Though parkour has evolved quite independently of other human movement training methodologies, it is evident that it shares the essential understanding of the intrinsic worth of non-linear, dynamic movement. The overlapping fields between such methodologies and parkour are numerous, and to identify and detail them all is beyond the scope of one article.

However, whatever one’s reason for training in parkour it has been seen to be one of the most effective forms of functional fitness training that exist today. Indeed, whether known or not by the practitioner, the primary ‘goal’ in training could be described as the ability to progress via sophistication of motor skills through initial specificity to eventual integration into the fluid ‘whole’ that is unbroken, effective movement. Looking at the fundamental physical attributes parkour aims to develop, they would include the critical elements of coordination, body control, agility, strength, balance, spatial awareness, accuracy, timing, speed, rhythm and the sensitivity which comes from practice, all of which are core to overall functional fitness.

In parkour we measure fitness as the ability to complete any given movement challenge or task placed before us. To do this we have to recruit maximal multi-joint efficiency to move through multiple planes of motion with greater and greater ease when compared to previous attempts. Otherwise known as ‘practice’.

Of course, a wide range of sports and physical practices could also lay claim to the sophisticated goals of parkour training. The crucial difference, however, between most of these and parkour is to be found in the training and practice methods themselves. Both in training and in practice – for the two can be seen as very different things – the traceur is rarely attempting to work any part of his body in isolation, nor is he looking to develop anything other than the most functional attributes and skills.

The principal practice for parkour is to repeat and refine the movements of parkour, improving tensile strength, flexibility, and coordination as he goes, greasing the grooves in the musculature while increasing neuromuscular efficiency.
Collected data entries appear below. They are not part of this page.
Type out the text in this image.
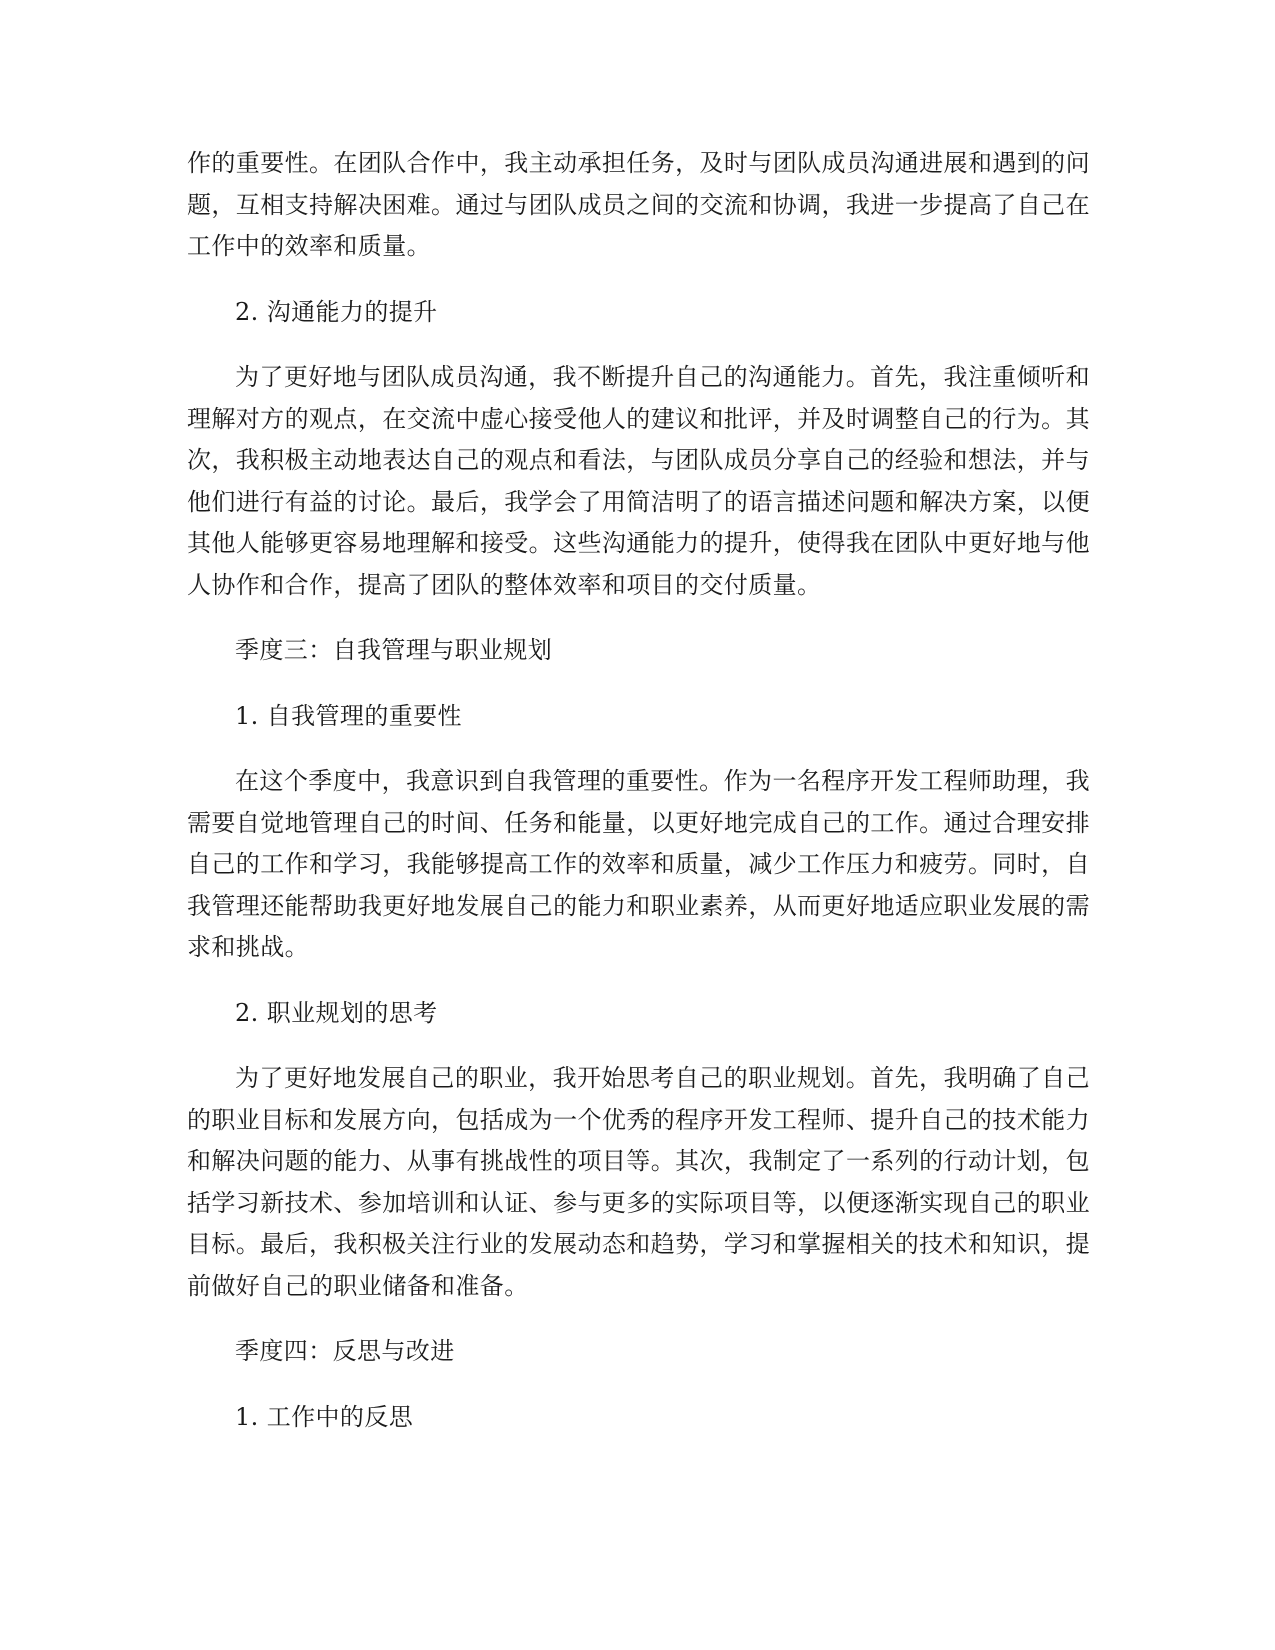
作的重要性。在团队合作中，我主动承担任务，及时与团队成员沟通进展和遇到的问题，互相支持解决困难。通过与团队成员之间的交流和协调，我进一步提高了自己在工作中的效率和质量。

2. 沟通能力的提升

为了更好地与团队成员沟通，我不断提升自己的沟通能力。首先，我注重倾听和理解对方的观点，在交流中虚心接受他人的建议和批评，并及时调整自己的行为。其次，我积极主动地表达自己的观点和看法，与团队成员分享自己的经验和想法，并与他们进行有益的讨论。最后，我学会了用简洁明了的语言描述问题和解决方案，以便其他人能够更容易地理解和接受。这些沟通能力的提升，使得我在团队中更好地与他人协作和合作，提高了团队的整体效率和项目的交付质量。

季度三：自我管理与职业规划

1. 自我管理的重要性

在这个季度中，我意识到自我管理的重要性。作为一名程序开发工程师助理，我需要自觉地管理自己的时间、任务和能量，以更好地完成自己的工作。通过合理安排自己的工作和学习，我能够提高工作的效率和质量，减少工作压力和疲劳。同时，自我管理还能帮助我更好地发展自己的能力和职业素养，从而更好地适应职业发展的需求和挑战。

2. 职业规划的思考

为了更好地发展自己的职业，我开始思考自己的职业规划。首先，我明确了自己的职业目标和发展方向，包括成为一个优秀的程序开发工程师、提升自己的技术能力和解决问题的能力、从事有挑战性的项目等。其次，我制定了一系列的行动计划，包括学习新技术、参加培训和认证、参与更多的实际项目等，以便逐渐实现自己的职业目标。最后，我积极关注行业的发展动态和趋势，学习和掌握相关的技术和知识，提前做好自己的职业储备和准备。

季度四：反思与改进

1. 工作中的反思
The importance of proprioception cannot be overstated, and is constantly improved through balance exercises, night-training or adverse weather training (read ‘sensory deprivation’), and spatial awareness drills.

Parkour practice encourages a gradual sophistication of attributes, through detailed specification as the practitioner goes deeply into the intricacy of his movement, towards an unconscious mastery of his own abilities. To achieve a natural, unthinking fluidity in movement is one of the holy grails of parkour: to link skills together into a seamless, dynamic whole facilitating instinctual movement over any terrain.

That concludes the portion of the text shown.